Table of Contents

CHAPTER III - OF ILLEGITIMATE CHILDREN

 

SECTION I - OF LEGITIMATION

Art. 21. Children born out of marriage, except those who are born from incestuous or adulterous connection, may be legitimated by the subsequent marriage of their father and mother, whenever the latter have legally acknowledged them for their children, either before their marriage or by their contract of marriage itself.

Art. 22. Legitimation may even be extended to deceased children who have left issue, and in that case it benefits such issue.

Art. 23. Children legitimated by a subsequent marriage, have the same rights as if they were born during marriage.

 

SECTION II - OF THE ACKNOWLEDGMENT OF ILLEGITIMATE CHILDREN

Art. 24. Illegitimate children who have been acknowledged by their father are called natural children, and those whose father is unknown are contra-distinguished by the appellation of bastards.

Art. 25. The acknowledgment of an illegitimate child, shall be made by a declaration executed by a notary public in presence of two witnesses, whenever it shall not have been made in the registering of the birth or baptism of such child.

Art. 26. Such acknowledgment shall not be made in favor of the children born from an incestuous or adulterous connexion.

Art. 27. The acknowledgment made by the father without the concurrence or consent of the mother, shall have effect only with respect to the father.

Art. 28. Illegitimate children though duly acknowledged, cannot claim the rights of legitimate children.

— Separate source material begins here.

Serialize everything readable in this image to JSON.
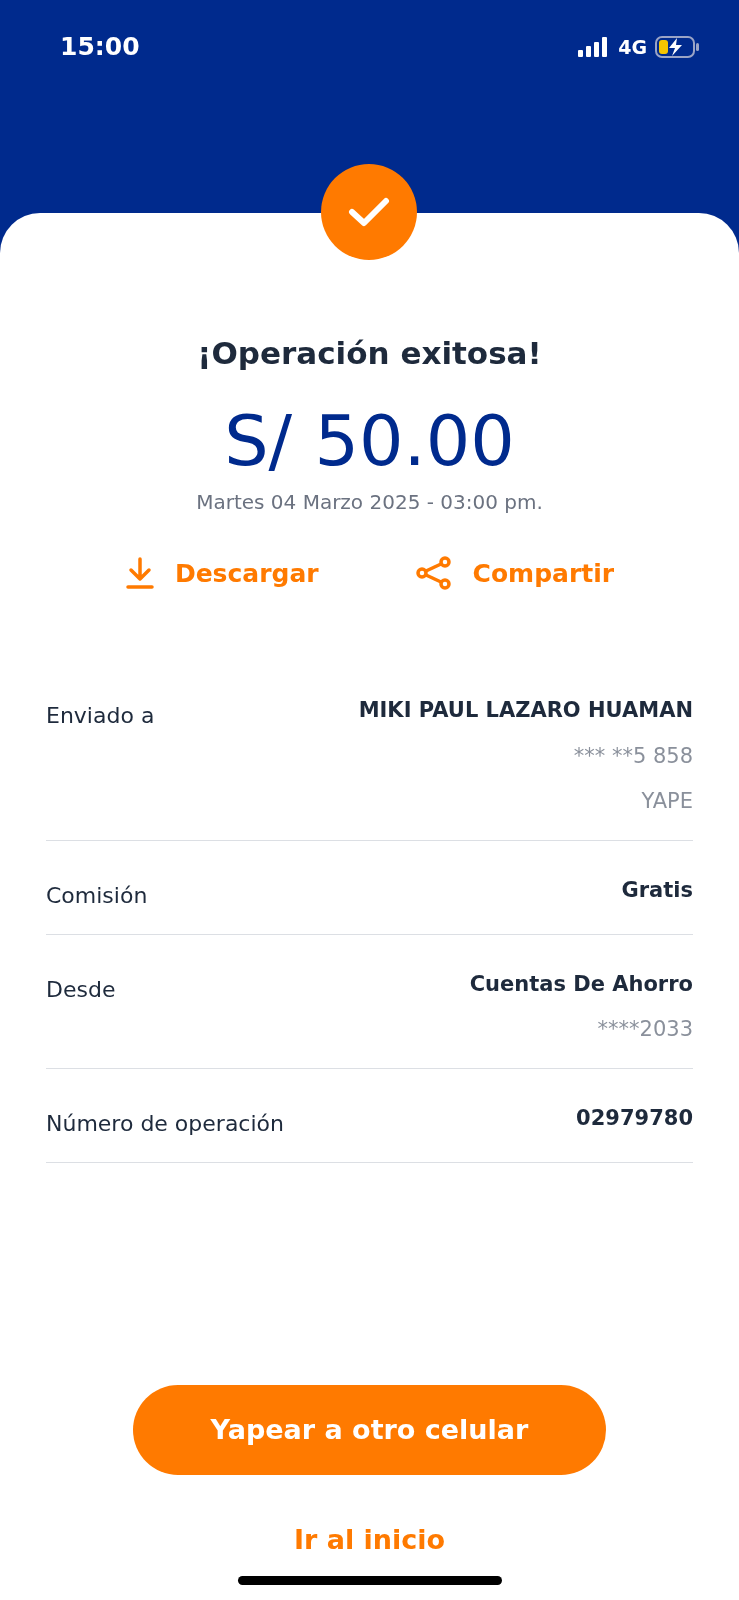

The rights of natural children are regulated under the title of successions.

Art. 29. Every acknowledgment made by either father or mother, and, likewise every claim set up by natural children, may be contested by all those who are therein concerned.

Art. 30. Illegitimate children who have not been legally acknowledged, may be allowed to prove their paternal descent, provided they be free and white.

Art. 31. In the case where the proof of natural paternal descent is authorised, under and by the preceding article, this proof may be made in either of the following ways:
1stly, By all kinds of private writings in which the father may have acknowledged the bastard as his child, or may have called him so.
2ndly, When the father, either in public or in private, has acknowledged him as his child, or has called him so in conversation, or has caused him to be educated as such.
3rdly, When the mother of the child was known as living in a state of concubinage with the father, and resided as such in his house at the time when the child was concieved.

Art. 32. The oath of the mother supported by proof of the co-habitation of the reputed father with her, out of his house, is not sufficient to establish natural paternal descent, if the mother be known as a woman of dissolute manners, or as having had an unlawful connection with one or more men, other than the man whom she declares to be the father of her child, either before or since the birth of the said child.

Art. 33. In case of rape, whenever the time of such rape shall agree with the time of the conception, the ravisher may be at the suit of the concerned parties, declared to be the father of the child.

Art. 34. Illegitimate children of every description, may make the proof of their natural maternal descent.
But the child who will make such proof, shall be bound to shew that he is identically the same person as the child whom the mother brought.

 

CHAPTER IV - OF ADOPTION

Art. 35. Adoption which was authorised by the laws heretofore in force shall be and is his hereby abolished.